I’d never had a close friend that confided in me to that degree, and so it took me a long time to realize two things:

  • Any philia/eros wires that got crossed in my brain about Argo’s friendship with me were due to the fact that my very first “my parents didn’t pick you” friend crossed those same wires.
  • I had a chord running from me to Argo (I used to joke that I put Red Bull in it when she was tired), and just because her philia/eros wires weren’t crossed in the same way mine were, that didn’t mean that I didn’t mean a whole hell of a lot to her and it would have been devastating to pick up my toys and leave.

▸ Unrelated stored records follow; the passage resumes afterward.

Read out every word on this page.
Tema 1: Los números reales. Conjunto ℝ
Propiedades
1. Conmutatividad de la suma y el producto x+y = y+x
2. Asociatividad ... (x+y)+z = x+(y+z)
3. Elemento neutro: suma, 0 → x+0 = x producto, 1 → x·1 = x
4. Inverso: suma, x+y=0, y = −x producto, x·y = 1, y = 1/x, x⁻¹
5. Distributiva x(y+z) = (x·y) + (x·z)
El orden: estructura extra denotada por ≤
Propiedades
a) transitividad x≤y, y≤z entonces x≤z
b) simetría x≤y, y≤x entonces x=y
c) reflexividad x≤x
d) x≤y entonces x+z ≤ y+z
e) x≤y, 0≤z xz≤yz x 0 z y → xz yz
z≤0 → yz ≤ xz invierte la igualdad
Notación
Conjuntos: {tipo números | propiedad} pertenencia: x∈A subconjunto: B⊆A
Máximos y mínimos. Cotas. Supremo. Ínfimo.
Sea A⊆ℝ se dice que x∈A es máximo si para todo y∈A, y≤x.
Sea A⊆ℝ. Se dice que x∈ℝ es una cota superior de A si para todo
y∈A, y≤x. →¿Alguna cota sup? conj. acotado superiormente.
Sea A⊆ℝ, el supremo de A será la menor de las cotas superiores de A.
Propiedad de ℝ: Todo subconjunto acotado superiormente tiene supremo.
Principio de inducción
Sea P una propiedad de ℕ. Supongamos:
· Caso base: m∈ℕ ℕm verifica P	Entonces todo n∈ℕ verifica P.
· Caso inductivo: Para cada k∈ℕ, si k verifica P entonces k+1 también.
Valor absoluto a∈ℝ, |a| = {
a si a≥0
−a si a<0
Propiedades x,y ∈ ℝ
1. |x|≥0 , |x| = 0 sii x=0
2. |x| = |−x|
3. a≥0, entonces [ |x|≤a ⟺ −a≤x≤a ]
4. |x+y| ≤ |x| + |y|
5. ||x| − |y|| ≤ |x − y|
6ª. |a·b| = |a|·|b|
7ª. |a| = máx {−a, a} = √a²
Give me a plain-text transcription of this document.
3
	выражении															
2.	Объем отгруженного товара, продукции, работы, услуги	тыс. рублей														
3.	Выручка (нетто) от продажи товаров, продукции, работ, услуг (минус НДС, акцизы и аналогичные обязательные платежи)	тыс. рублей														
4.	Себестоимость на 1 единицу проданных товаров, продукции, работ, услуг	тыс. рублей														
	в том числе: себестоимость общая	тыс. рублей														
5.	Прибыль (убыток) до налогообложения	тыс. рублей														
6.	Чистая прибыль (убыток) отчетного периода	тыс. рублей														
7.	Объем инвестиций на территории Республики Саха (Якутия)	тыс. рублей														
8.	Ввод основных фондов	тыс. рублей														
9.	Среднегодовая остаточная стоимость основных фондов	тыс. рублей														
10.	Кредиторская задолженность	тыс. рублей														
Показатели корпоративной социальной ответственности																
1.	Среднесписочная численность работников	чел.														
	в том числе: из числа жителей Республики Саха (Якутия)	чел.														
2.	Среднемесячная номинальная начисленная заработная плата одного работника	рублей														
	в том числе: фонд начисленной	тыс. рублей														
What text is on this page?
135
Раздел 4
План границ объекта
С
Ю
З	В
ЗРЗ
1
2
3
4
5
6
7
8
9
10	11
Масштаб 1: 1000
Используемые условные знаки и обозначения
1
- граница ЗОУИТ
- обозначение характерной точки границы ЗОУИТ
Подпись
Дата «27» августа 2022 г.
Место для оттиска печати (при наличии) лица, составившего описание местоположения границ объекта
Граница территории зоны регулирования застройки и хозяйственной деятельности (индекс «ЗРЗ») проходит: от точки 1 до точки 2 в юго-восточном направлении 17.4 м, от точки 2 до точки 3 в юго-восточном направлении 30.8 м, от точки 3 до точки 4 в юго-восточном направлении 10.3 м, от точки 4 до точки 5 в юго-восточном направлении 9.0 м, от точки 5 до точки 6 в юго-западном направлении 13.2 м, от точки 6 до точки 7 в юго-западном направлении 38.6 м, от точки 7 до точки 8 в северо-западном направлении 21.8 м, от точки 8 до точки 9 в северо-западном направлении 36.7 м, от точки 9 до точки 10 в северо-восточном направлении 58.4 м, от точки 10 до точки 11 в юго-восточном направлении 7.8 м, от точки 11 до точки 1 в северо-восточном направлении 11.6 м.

My fucked up wiring didn’t allow for adult women friendship, because it had never been modeled for me in the right way. So, I did what any self-respecting nerd would do. I bought a lot of books on the subject. I knew that our relationship was faltering under an enormous weight (Dana’s jealousy, my crossed wires and inexplicably intense anger), but it was my hope that I could learn to be a good friend and that 20 years from now, we’d be sitting on a porch somewhere with coffee or Jack Daniels or both while Dana rocked the babies in transition from sleeping to wakefulness and brought them out to the porch so that Argo could coo over them and talk about how big they’d gotten since the last time she was there.

It’s a dream that’s hard to give up, because it was never my intention to rip things apart permanently, and now that I have, it is breathing through pain as if it is labor. Trauma lamaze, if you will.

In my smallest, most still voice, what I wanted was for Argo to be family. For the jealousy to go away. For me to be healthy and able to navigate my issues so that years from now, we could laugh about how silly it was not to meet in person right away. A 3D future would have changed the narrative, but there is no going back.

I just need to be whole and secure in myself before I take on a dream this big again.